While reading it, a couple things stood out to me. One: growing up, you recognize who your parents wish you to become, you learn about the potential your teachers believe you have as well as who they envision you to be, and you find out about the person your friends believe you will grow into. But, “being yourself, or living authentically, according to author and researcher Dr. Brené Brown, “is the daily practice of letting go of who we think we’re supposed to be and embracing who we actually are.” Our individual uniqueness is a beautiful thing! Two: the article mentioned how we often showcase a “better version” of ourselves when we’re around certain people or to simply get through the day, but isn’t that draining? I know, being yourself can be easier said than done, but isn’t it exhausting to not be?
Sometimes, we hide parts of ourselves because we’re afraid of rejection. Other times, we shelter our true emotions from the world because we want to be accepted or feel important to those we care about. Other times, we are just terrified of feeling like an inconvenience to others. But, I hope we’re able to remember that the quirks we frequently hide, the “weird” things we do, are sometimes the most beautiful components of ourselves.

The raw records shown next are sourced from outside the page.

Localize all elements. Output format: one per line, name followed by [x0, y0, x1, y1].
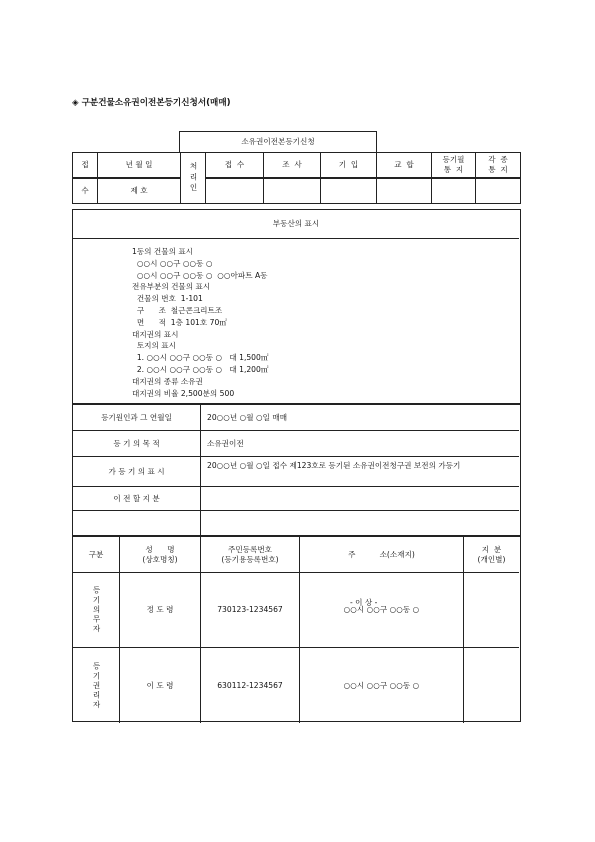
- party-column-header: 지 분 (개인별): [464, 537, 519, 573]
- party-address: ○○시 ○○구 ○○동 ○: [300, 648, 464, 723]
- party-share: [464, 573, 519, 648]
- party-type-label: 등기권리자: [92, 661, 101, 710]
- party-name: 이 도 령: [120, 648, 201, 723]
- field-value: 20○○년 ○월 ○일 접수 제123호로 등기된 소유권이전청구권 보전의 가등기: [201, 457, 519, 487]
- field-label: [73, 511, 201, 535]
- receipt-column-cell: [320, 178, 377, 204]
- fields-table: [72, 404, 521, 536]
- property-description: [132, 246, 512, 399]
- property-line: 1. ○○시 ○○구 ○○동 ○ 대 1,500㎡: [132, 353, 269, 363]
- property-line: 2. ○○시 ○○구 ○○동 ○ 대 1,200㎡: [132, 364, 269, 374]
- receipt-column-cell: [431, 178, 476, 204]
- receipt-table: [72, 152, 521, 204]
- receipt-label: 접: [72, 152, 98, 178]
- party-column-header: 주민등록번호 (등기용등록번호): [201, 537, 300, 573]
- property-line: ○○시 ○○구 ○○동 ○: [132, 258, 213, 268]
- handler-label: 처리인: [189, 162, 198, 194]
- party-id-number: 730123-1234567: [201, 573, 300, 648]
- property-line: 건물의 번호 1-101: [132, 294, 203, 304]
- document-title: ◈ 구분건물소유권이전본등기신청서(매매): [72, 98, 231, 108]
- property-line: ○○시 ○○구 ○○동 ○ ○○아파트 A동: [132, 270, 268, 280]
- receipt-number: 제 호: [97, 178, 181, 204]
- receipt-column-header: 기 입: [320, 152, 377, 178]
- party-type: [73, 573, 120, 648]
- property-line: 대지권의 비율 2,500분의 500: [132, 388, 235, 398]
- receipt-column-cell: [263, 178, 321, 204]
- party-column-header: 성 명 (상호명칭): [120, 537, 201, 573]
- field-value: 20○○년 ○월 ○일 매매: [201, 405, 519, 431]
- property-line: 면 적 1층 101호 70㎡: [132, 317, 227, 327]
- property-line: 대지권의 종류 소유권: [132, 376, 203, 386]
- receipt-column-header: 각 종 통 지: [475, 152, 521, 178]
- field-label: 등 기 의 목 적: [73, 431, 201, 457]
- property-line: 토지의 표시: [132, 341, 176, 351]
- parties-table: [72, 536, 521, 722]
- party-type-label: 등기의무자: [92, 586, 101, 634]
- party-column-header: 주 소(소재지): [300, 537, 464, 573]
- receipt-date: 년 월 일: [97, 152, 181, 178]
- application-title: 소유권이전본등기신청: [179, 131, 377, 153]
- receipt-column-cell: [475, 178, 521, 204]
- field-value: [201, 487, 519, 511]
- party-id-number: 630112-1234567: [201, 648, 300, 723]
- receipt-column-cell: [205, 178, 264, 204]
- field-value: 소유권이전: [201, 431, 519, 457]
- receipt-label-2: 수: [72, 178, 98, 204]
- receipt-column-cell: [376, 178, 432, 204]
- property-line: 전유부분의 건물의 표시: [132, 282, 211, 292]
- end-mark: - 이 상 -: [350, 598, 378, 607]
- property-line: 대지권의 표시: [132, 329, 179, 339]
- property-heading: 부동산의 표시: [73, 210, 519, 239]
- field-label: 등기원인과 그 연월일: [73, 405, 201, 431]
- receipt-column-header: 접 수: [205, 152, 264, 178]
- party-name: 정 도 령: [120, 573, 201, 648]
- receipt-column-header: 조 사: [263, 152, 321, 178]
- party-column-header: 구분: [73, 537, 120, 573]
- party-share: [464, 648, 519, 723]
- receipt-column-header: 교 합: [376, 152, 432, 178]
- property-line: 구 조 철근콘크리트조: [132, 305, 223, 315]
- field-label: 이 전 할 지 분: [73, 487, 201, 511]
- receipt-column-header: 등기필 통 지: [431, 152, 476, 178]
- field-label: 가 등 기 의 표 시: [73, 457, 201, 487]
- handler-cell: [180, 152, 206, 204]
- field-value: [201, 511, 519, 535]
- party-type: [73, 648, 120, 723]
- party-address: ○○시 ○○구 ○○동 ○: [300, 573, 464, 648]
- property-line: 1동의 건물의 표시: [132, 247, 194, 256]
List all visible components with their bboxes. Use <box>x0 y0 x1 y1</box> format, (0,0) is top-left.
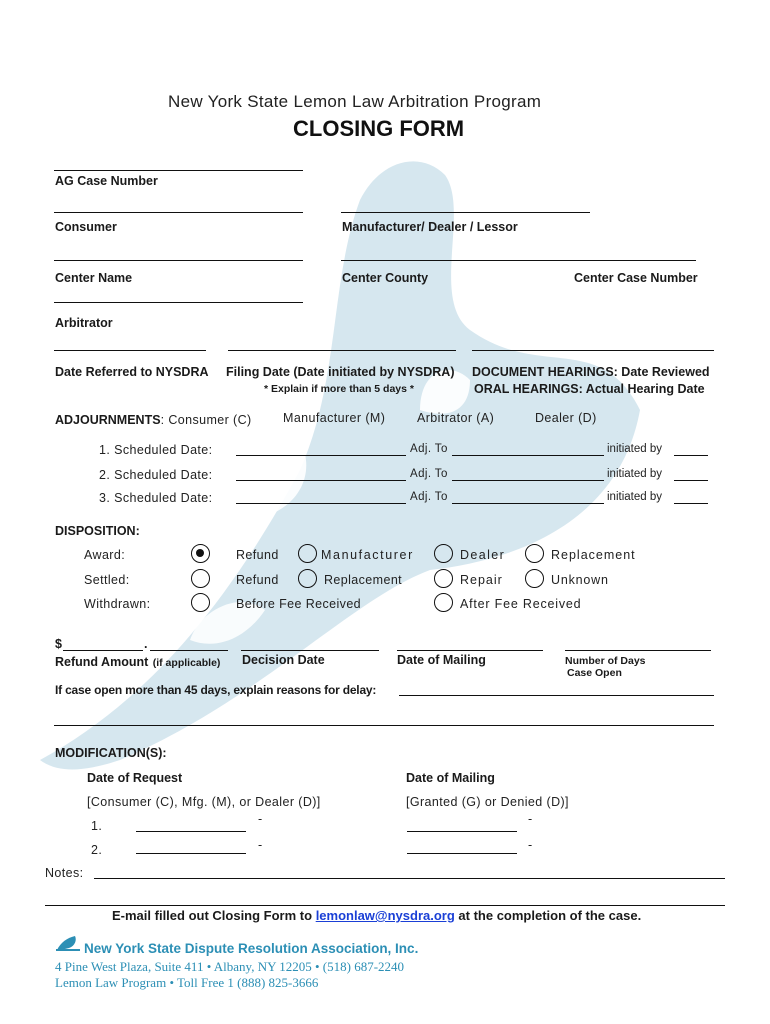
date-of-request-label: Date of Request <box>87 771 183 785</box>
award-dealer-label: Dealer <box>460 548 506 562</box>
email-instruction-pre: E-mail filled out Closing Form to <box>112 908 313 923</box>
adj-arbitrator: Arbitrator (A) <box>417 411 495 425</box>
adj-to-1-line[interactable] <box>452 455 604 456</box>
scheduled-date-2-label: 2. Scheduled Date: <box>99 468 213 482</box>
mod-2-mailing-line[interactable] <box>407 853 517 854</box>
mod-2-dash-b: - <box>528 838 533 852</box>
adjournments-label: ADJOURNMENTS <box>55 413 161 427</box>
initiated-by-1-label: initiated by <box>607 443 662 455</box>
withdrawn-after-fee-label: After Fee Received <box>460 597 582 611</box>
mod-2-dash-a: - <box>258 838 263 852</box>
oral-hearings-label: ORAL HEARINGS: Actual Hearing Date <box>474 382 705 396</box>
decision-date-label: Decision Date <box>242 653 325 667</box>
nysdra-logo-icon <box>55 934 81 952</box>
notes-line[interactable] <box>94 878 725 879</box>
adj-to-2-label: Adj. To <box>410 468 448 480</box>
modifications-label: MODIFICATION(S): <box>55 746 167 760</box>
org-phone: Lemon Law Program • Toll Free 1 (888) 825-3666 <box>55 975 319 990</box>
award-label: Award: <box>84 548 126 562</box>
mailing-options: [Granted (G) or Denied (D)] <box>406 795 569 809</box>
hearing-date-line[interactable] <box>472 350 714 351</box>
arbitrator-line[interactable] <box>54 302 303 303</box>
center-name-line[interactable] <box>54 260 303 261</box>
award-replacement-label: Replacement <box>551 548 636 562</box>
manufacturer-line[interactable] <box>341 212 590 213</box>
decimal-point: . <box>144 637 148 651</box>
ag-case-number-label: AG Case Number <box>55 174 158 188</box>
withdrawn-before-fee-radio[interactable] <box>191 593 210 612</box>
refund-cents-line[interactable] <box>150 650 228 651</box>
award-refund-label: Refund <box>236 548 279 562</box>
date-of-mailing-label: Date of Mailing <box>397 653 486 667</box>
center-case-number-label: Center Case Number <box>574 271 698 285</box>
initiated-by-1-line[interactable] <box>674 455 708 456</box>
email-link[interactable]: lemonlaw@nysdra.org <box>315 908 455 923</box>
adj-to-3-label: Adj. To <box>410 491 448 503</box>
withdrawn-label: Withdrawn: <box>84 597 151 611</box>
withdrawn-after-fee-radio[interactable] <box>434 593 453 612</box>
settled-repair-radio[interactable] <box>434 569 453 588</box>
form-title: CLOSING FORM <box>293 116 465 141</box>
initiated-by-3-line[interactable] <box>674 503 708 504</box>
scheduled-date-1-label: 1. Scheduled Date: <box>99 443 213 457</box>
adj-to-3-line[interactable] <box>452 503 604 504</box>
delay-reason-line-2[interactable] <box>54 725 714 726</box>
arbitrator-label: Arbitrator <box>55 316 113 330</box>
award-refund-radio[interactable] <box>191 544 210 563</box>
scheduled-date-1-line[interactable] <box>236 455 406 456</box>
refund-dollars-line[interactable] <box>63 650 143 651</box>
mod-1-dash-a: - <box>258 812 263 826</box>
disposition-label: DISPOSITION: <box>55 524 140 538</box>
mod-1-request-line[interactable] <box>136 831 246 832</box>
adj-to-1-label: Adj. To <box>410 443 448 455</box>
notes-label: Notes: <box>45 866 84 880</box>
center-name-label: Center Name <box>55 271 133 285</box>
email-instruction-post: at the completion of the case. <box>458 908 642 923</box>
delay-reason-line-1[interactable] <box>399 695 714 696</box>
days-open-label-2: Case Open <box>567 667 622 679</box>
filing-note: * Explain if more than 5 days * <box>264 383 414 395</box>
center-county-label: Center County <box>342 271 429 285</box>
days-open-label-1: Number of Days <box>565 655 646 667</box>
award-manufacturer-label: Manufacturer <box>321 548 414 562</box>
adj-to-2-line[interactable] <box>452 480 604 481</box>
filing-date-label: Filing Date (Date initiated by NYSDRA) <box>226 365 455 379</box>
scheduled-date-3-line[interactable] <box>236 503 406 504</box>
settled-refund-radio[interactable] <box>191 569 210 588</box>
org-name: New York State Dispute Resolution Association, Inc. <box>84 941 419 956</box>
document-hearings-label: DOCUMENT HEARINGS: Date Reviewed <box>472 365 710 379</box>
settled-label: Settled: <box>84 573 130 587</box>
days-open-line[interactable] <box>565 650 711 651</box>
manufacturer-label: Manufacturer/ Dealer / Lessor <box>342 220 518 234</box>
filing-date-line[interactable] <box>228 350 456 351</box>
delay-reason-label: If case open more than 45 days, explain reasons for delay: <box>55 683 377 697</box>
mod-row-1-label: 1. <box>91 819 103 833</box>
program-name: New York State Lemon Law Arbitration Program <box>168 92 542 111</box>
settled-replacement-label: Replacement <box>324 573 403 587</box>
mod-1-mailing-line[interactable] <box>407 831 517 832</box>
adj-consumer: Consumer (C) <box>168 413 252 427</box>
initiated-by-2-label: initiated by <box>607 468 662 480</box>
date-referred-line[interactable] <box>54 350 206 351</box>
settled-refund-label: Refund <box>236 573 279 587</box>
settled-repair-label: Repair <box>460 573 503 587</box>
scheduled-date-2-line[interactable] <box>236 480 406 481</box>
footer-divider <box>45 905 725 906</box>
scheduled-date-3-label: 3. Scheduled Date: <box>99 491 213 505</box>
date-of-mailing-line[interactable] <box>397 650 543 651</box>
request-options: [Consumer (C), Mfg. (M), or Dealer (D)] <box>87 795 321 809</box>
dollar-sign: $ <box>55 637 62 651</box>
org-address: 4 Pine West Plaza, Suite 411 • Albany, NY 12205 • (518) 687-2240 <box>55 959 405 974</box>
ag-case-number-line[interactable] <box>54 170 303 171</box>
settled-unknown-label: Unknown <box>551 573 609 587</box>
initiated-by-2-line[interactable] <box>674 480 708 481</box>
settled-unknown-radio[interactable] <box>525 569 544 588</box>
mod-date-of-mailing-label: Date of Mailing <box>406 771 495 785</box>
award-dealer-radio[interactable] <box>434 544 453 563</box>
adj-manufacturer: Manufacturer (M) <box>283 411 386 425</box>
initiated-by-3-label: initiated by <box>607 491 662 503</box>
award-manufacturer-radio[interactable] <box>298 544 317 563</box>
date-referred-label: Date Referred to NYSDRA <box>55 365 209 379</box>
withdrawn-before-fee-label: Before Fee Received <box>236 597 362 611</box>
mod-2-request-line[interactable] <box>136 853 246 854</box>
refund-amount-label: Refund Amount <box>55 655 149 669</box>
refund-amount-caption <box>55 653 220 671</box>
decision-date-line[interactable] <box>241 650 379 651</box>
adj-dealer: Dealer (D) <box>535 411 597 425</box>
adjournments-row: ADJOURNMENTS: Consumer (C) <box>55 413 252 427</box>
award-replacement-radio[interactable] <box>525 544 544 563</box>
center-county-line[interactable] <box>341 260 696 261</box>
consumer-line[interactable] <box>54 212 303 213</box>
consumer-label: Consumer <box>55 220 117 234</box>
mod-1-dash-b: - <box>528 812 533 826</box>
settled-replacement-radio[interactable] <box>298 569 317 588</box>
email-instruction <box>112 908 641 923</box>
mod-row-2-label: 2. <box>91 843 103 857</box>
if-applicable-note: (if applicable) <box>152 657 221 669</box>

To help maintain authenticity, the article suggests protecting what makes you unique. Our individual mannerisms, hobbies, vernacular, and ways of doing things shouldn’t be things we’re embarrassed about. Just because we may feel like we’re different from others and want to be perceived in a likable way, doesn’t mean we should resort to disliking the things that make us, us. You see, some of us find ourselves becoming more attached to other people, while others are more detached individuals. Some of us feel things at a deeper more empathetic level; meanwhile, others love people without needing much. Some people deal well with change and others simply cannot. Nonetheless, let’s treat ourselves with compassion. Wouldn’t it be nice to embrace parts of ourselves that we’re uncomfortable with in a healthy way? “Embracing who you are is about digging deep inside of yourself and honoring your wants, desires, thoughts, and feelings—regardless of outside factors and people.”
Embracing who I am gives me peace. Creating a safe space for myself helps me to take one day at a time, and spending time doing my favorite things reminds me that I have a peculiar God-given purpose: to be a reflective light to others and myself.